Seven definitely balances her sister’s surface reticence. She’s the quintessential younger child, bubbly, chatty, with an impish grin ever ready. She’s also more temperamental than Nine, exhibiting all of the classic qualities of an artist. One minute she’s sweet and affectionate, ready with a hug and a joke. The next she’s stomping to a corner of the room and declaring that this is “the worst day of my life.”
I find it fascinating, then, that when it comes to trying new things and adventure, Nine jumps in readily. She will approach new situations with a proactive mindset. In those situations her sister still clutches my hand in quiet apprehension. I still have to offer whispered reassurance before she finds her place in a different place.
Seven also thrives on routine. She likes to eat at the same time every day, often gravitates toward the same foods, and notes a change in circumstances with a slight frown. So when we began talking about where she wanted to go for her birthday dinner, she shocked me in the best of ways when she said, “I want to try something new for my birthday dinner.”
“Where do you want to go?” I asked.
“I don’t know,” she said. “I just want to try something new.”
Could it be, I wondered. Had my younger child finally turned a corner in her adherence to all things familiar?
Well, almost. When I suggested she let her dad pick the restaurant, she agreed…and then begged him to do his restaurant hunting with her by his side. She wanted to know what he would pick before he made a final decision.
So maybe she couldn’t quite make the leap into the world of spontaneity.
My husband had some work to do and promised he would find a place later, which he did. Of course, that was after the kids went to bed. We talked about the restaurant—a place in our quaint downtown to get Mongolian stir fry—and in the morning I offered Seven my biggest smile, hoping it would disarm her enough to accept her dad’s dinner suggestion.

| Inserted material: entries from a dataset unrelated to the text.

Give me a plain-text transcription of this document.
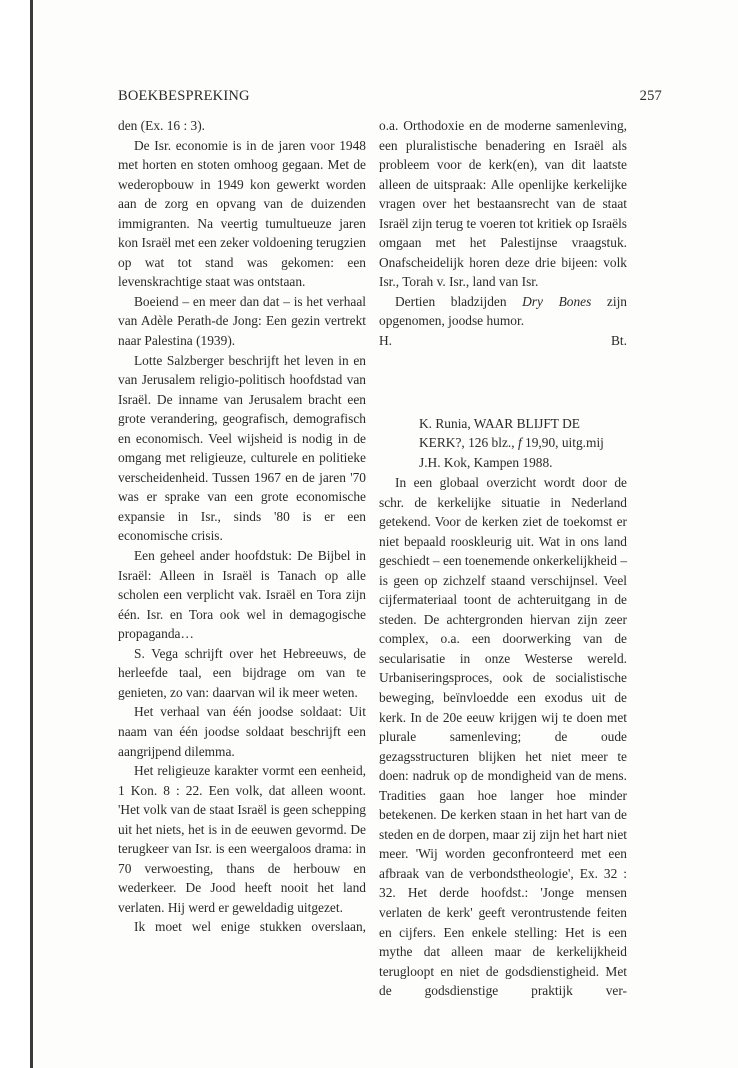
BOEKBESPREKING	257

den (Ex. 16 : 3).

De Isr. economie is in de jaren voor 1948 met horten en stoten omhoog gegaan. Met de wederopbouw in 1949 kon gewerkt worden aan de zorg en opvang van de duizenden immigranten. Na veertig tumultueuze jaren kon Israël met een zeker voldoening terugzien op wat tot stand was gekomen: een levenskrachtige staat was ontstaan.

Boeiend – en meer dan dat – is het verhaal van Adèle Perath-de Jong: Een gezin vertrekt naar Palestina (1939).

Lotte Salzberger beschrijft het leven in en van Jerusalem religio-politisch hoofdstad van Israël. De inname van Jerusalem bracht een grote verandering, geografisch, demografisch en economisch. Veel wijsheid is nodig in de omgang met religieuze, culturele en politieke verscheidenheid. Tussen 1967 en de jaren '70 was er sprake van een grote economische expansie in Isr., sinds '80 is er een economische crisis.

Een geheel ander hoofdstuk: De Bijbel in Israël: Alleen in Israël is Tanach op alle scholen een verplicht vak. Israël en Tora zijn één. Isr. en Tora ook wel in demagogische propaganda…

S. Vega schrijft over het Hebreeuws, de herleefde taal, een bijdrage om van te genieten, zo van: daarvan wil ik meer weten.

Het verhaal van één joodse soldaat: Uit naam van één joodse soldaat beschrijft een aangrijpend dilemma.

Het religieuze karakter vormt een eenheid, 1 Kon. 8 : 22. Een volk, dat alleen woont. 'Het volk van de staat Israël is geen schepping uit het niets, het is in de eeuwen gevormd. De terugkeer van Isr. is een weergaloos drama: in 70 verwoesting, thans de herbouw en wederkeer. De Jood heeft nooit het land verlaten. Hij werd er geweldadig uitgezet.

Ik moet wel enige stukken overslaan,

o.a. Orthodoxie en de moderne samenleving, een pluralistische benadering en Israël als probleem voor de kerk(en), van dit laatste alleen de uitspraak: Alle openlijke kerkelijke vragen over het bestaansrecht van de staat Israël zijn terug te voeren tot kritiek op Israëls omgaan met het Palestijnse vraagstuk. Onafscheidelijk horen deze drie bijeen: volk Isr., Torah v. Isr., land van Isr.

Dertien bladzijden Dry Bones zijn opgenomen, joodse humor.

H.	Bt.
K. Runia, WAAR BLIJFT DE
KERK?, 126 blz., f 19,90, uitg.mij
J.H. Kok, Kampen 1988.

In een globaal overzicht wordt door de schr. de kerkelijke situatie in Nederland getekend. Voor de kerken ziet de toekomst er niet bepaald rooskleurig uit. Wat in ons land geschiedt – een toenemende onkerkelijkheid – is geen op zichzelf staand verschijnsel. Veel cijfermateriaal toont de achteruitgang in de steden. De achtergronden hiervan zijn zeer complex, o.a. een doorwerking van de secularisatie in onze Westerse wereld. Urbaniseringsproces, ook de socialistische beweging, beïnvloedde een exodus uit de kerk. In de 20e eeuw krijgen wij te doen met plurale samenleving; de oude gezagsstructuren blijken het niet meer te doen: nadruk op de mondigheid van de mens. Tradities gaan hoe langer hoe minder betekenen. De kerken staan in het hart van de steden en de dorpen, maar zij zijn het hart niet meer. 'Wij worden geconfronteerd met een afbraak van de verbondstheologie', Ex. 32 : 32. Het derde hoofdst.: 'Jonge mensen verlaten de kerk' geeft verontrustende feiten en cijfers. Een enkele stelling: Het is een mythe dat alleen maar de kerkelijkheid terugloopt en niet de godsdienstigheid. Met de godsdienstige praktijk ver-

“Mongolian stir fry?” she asked, wrinkling her nose. “What’s that?”
I explained, and she felt a little better. When we got to the restaurant later and she declared her dinner a success, my husband teased her that he should get all the credit for the success. Seven didn’t hesitate to roll her eyes.
In another surprising departure, Seven decided she didn’t want a birthday cake this year. She opted to go out for ice cream after dinner instead, which again surprised me. For all the years before this one, I’ve enjoyed watching Seven’s face glow as brightly as the candles on the mini cakes we would pick up from various bakeries in town. But this year she decided to do something completely different, and it makes me happy to know that she feels confident and brave enough to explore new options. To experiment.
To go on adventures. After all, isn’t that part of what growing up is all about?